Much of the equipment dates back to the 1800s but is not on display. These are the presses O’Reilly works with and has used since he was a high school student printing The Bay Guardian, San Francisco’s underground paper.
“I’m fascinated with printmaking before electricity,” he says.
O’Reilly is 68 years old but speaks about printmaking with the enthusiasm of someone just starting out. He shows me a book from 1892 of antique, ornate type no longer available and points to a page. “I love this stuff,” he says.
When he still lived in San Francisco he met a few graduate students from the University of Oregon. They suggested he come to Eugene to work a press. He came in 1969 with Students for a Democratic Society and printed leaflets for antiwar demonstrations, the Black Panthers and Rainbow Gatherings. He worked as a typesetter and layout artist for Eugene Auger, Eugene’s underground paper.
O’Reilly didn’t get paid for this kind of work, he says. No one did. But in those days the free press was the only way to get the message out.
In 1975 O’Reilly was arrested for draft evasion. It was, he says, part of a “last big hurrah,” even though people weren’t really being drafted anymore. He had to take a physical to qualify for the military — “that wasn’t that hard to fail,” he says.
In 1978 he got a job working for Instaprint, a commercial print shop in town, and has stayed in the area ever since.
My favorite press of his is the Francis Bacon Pantograph Engraver.
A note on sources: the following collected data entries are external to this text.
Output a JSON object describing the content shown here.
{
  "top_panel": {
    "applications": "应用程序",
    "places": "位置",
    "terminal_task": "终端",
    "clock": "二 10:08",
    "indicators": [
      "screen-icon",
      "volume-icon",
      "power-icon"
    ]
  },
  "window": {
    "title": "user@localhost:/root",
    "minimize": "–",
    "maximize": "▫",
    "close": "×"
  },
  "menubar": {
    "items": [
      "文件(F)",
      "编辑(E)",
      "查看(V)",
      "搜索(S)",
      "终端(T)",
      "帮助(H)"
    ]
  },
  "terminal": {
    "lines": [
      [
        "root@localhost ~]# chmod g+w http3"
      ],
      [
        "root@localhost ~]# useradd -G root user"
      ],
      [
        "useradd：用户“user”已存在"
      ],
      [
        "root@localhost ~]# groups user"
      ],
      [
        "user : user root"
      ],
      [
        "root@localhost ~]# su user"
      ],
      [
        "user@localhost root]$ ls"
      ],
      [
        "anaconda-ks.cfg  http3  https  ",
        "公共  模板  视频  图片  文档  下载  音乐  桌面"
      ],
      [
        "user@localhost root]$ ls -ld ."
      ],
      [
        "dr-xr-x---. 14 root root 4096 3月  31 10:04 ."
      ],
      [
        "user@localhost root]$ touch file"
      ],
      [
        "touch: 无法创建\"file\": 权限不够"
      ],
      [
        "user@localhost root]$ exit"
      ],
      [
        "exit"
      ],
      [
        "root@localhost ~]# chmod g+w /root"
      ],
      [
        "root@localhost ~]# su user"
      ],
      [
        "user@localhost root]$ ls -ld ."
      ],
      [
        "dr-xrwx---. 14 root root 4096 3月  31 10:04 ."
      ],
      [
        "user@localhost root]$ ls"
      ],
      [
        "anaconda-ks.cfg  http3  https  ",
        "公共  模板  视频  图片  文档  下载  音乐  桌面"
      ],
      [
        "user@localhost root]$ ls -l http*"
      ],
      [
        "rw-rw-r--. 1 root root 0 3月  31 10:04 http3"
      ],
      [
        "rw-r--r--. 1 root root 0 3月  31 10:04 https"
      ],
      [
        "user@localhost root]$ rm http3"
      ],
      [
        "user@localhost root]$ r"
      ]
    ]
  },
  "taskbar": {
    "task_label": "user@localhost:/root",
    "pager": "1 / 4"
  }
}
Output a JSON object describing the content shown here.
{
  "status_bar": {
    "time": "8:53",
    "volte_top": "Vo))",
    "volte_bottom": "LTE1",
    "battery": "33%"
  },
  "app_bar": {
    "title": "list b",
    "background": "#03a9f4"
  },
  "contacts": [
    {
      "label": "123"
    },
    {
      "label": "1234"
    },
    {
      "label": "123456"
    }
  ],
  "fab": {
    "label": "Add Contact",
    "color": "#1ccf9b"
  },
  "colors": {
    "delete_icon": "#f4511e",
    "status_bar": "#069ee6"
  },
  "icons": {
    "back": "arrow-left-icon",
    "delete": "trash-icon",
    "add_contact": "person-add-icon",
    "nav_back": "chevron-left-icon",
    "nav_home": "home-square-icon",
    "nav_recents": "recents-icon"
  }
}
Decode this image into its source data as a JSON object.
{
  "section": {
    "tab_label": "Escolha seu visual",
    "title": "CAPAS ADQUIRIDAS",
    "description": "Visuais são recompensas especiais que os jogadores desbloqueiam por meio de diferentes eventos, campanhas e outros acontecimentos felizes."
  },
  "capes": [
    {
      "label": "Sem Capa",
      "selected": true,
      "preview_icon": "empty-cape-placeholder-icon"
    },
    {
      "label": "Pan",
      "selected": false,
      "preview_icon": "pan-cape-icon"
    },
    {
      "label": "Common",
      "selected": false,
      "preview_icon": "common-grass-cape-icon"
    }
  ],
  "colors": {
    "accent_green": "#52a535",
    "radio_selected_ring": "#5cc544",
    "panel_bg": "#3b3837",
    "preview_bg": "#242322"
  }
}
O’Reilly says it was made in France in 1880 and brought to Oregon shortly after by Elijah Bristow, founder of neighboring Pleasant Hill. It works with a stylus, so it’s like writing or drawing, and it reminded me of a similar “double-writing” machine I saw at Montecello in Virginia.
I asked if O’Reilly saw the one at Thomas Jefferson’s home.
He hadn’t. He’s only been back east once, to go to Woodstock. And he didn’t quite make it; he was arrested and jailed for hitchhiking “within spitting distance” of the now-famous festival.
What O’Reilly likes about prints, as opposed to the internet, is you can hold them in your hand, take your time reading and thinking. The text isn’t here one second and deleted or changed the next.
Facebook is great for connecting people, he says, except it’s a corporation, and you have to be careful.
Having a free press has always interested him. Being able to own your press as a private citizen, he believes, has helped “move democracy forward.”
The day I visited his studio he wasn’t involved in anything political, unless you count printing calendars on coasters as political. O’Reilly printed a month on each coaster in different colors to give as Christmas presents.
He was having eye surgery the following Tuesday. It won’t take long, he says. Meanwhile someone has contacted him about a barn in Washington that’s got some antique printmaking equipment in it.
If he can, he’s going up there the day before his surgery to check it out.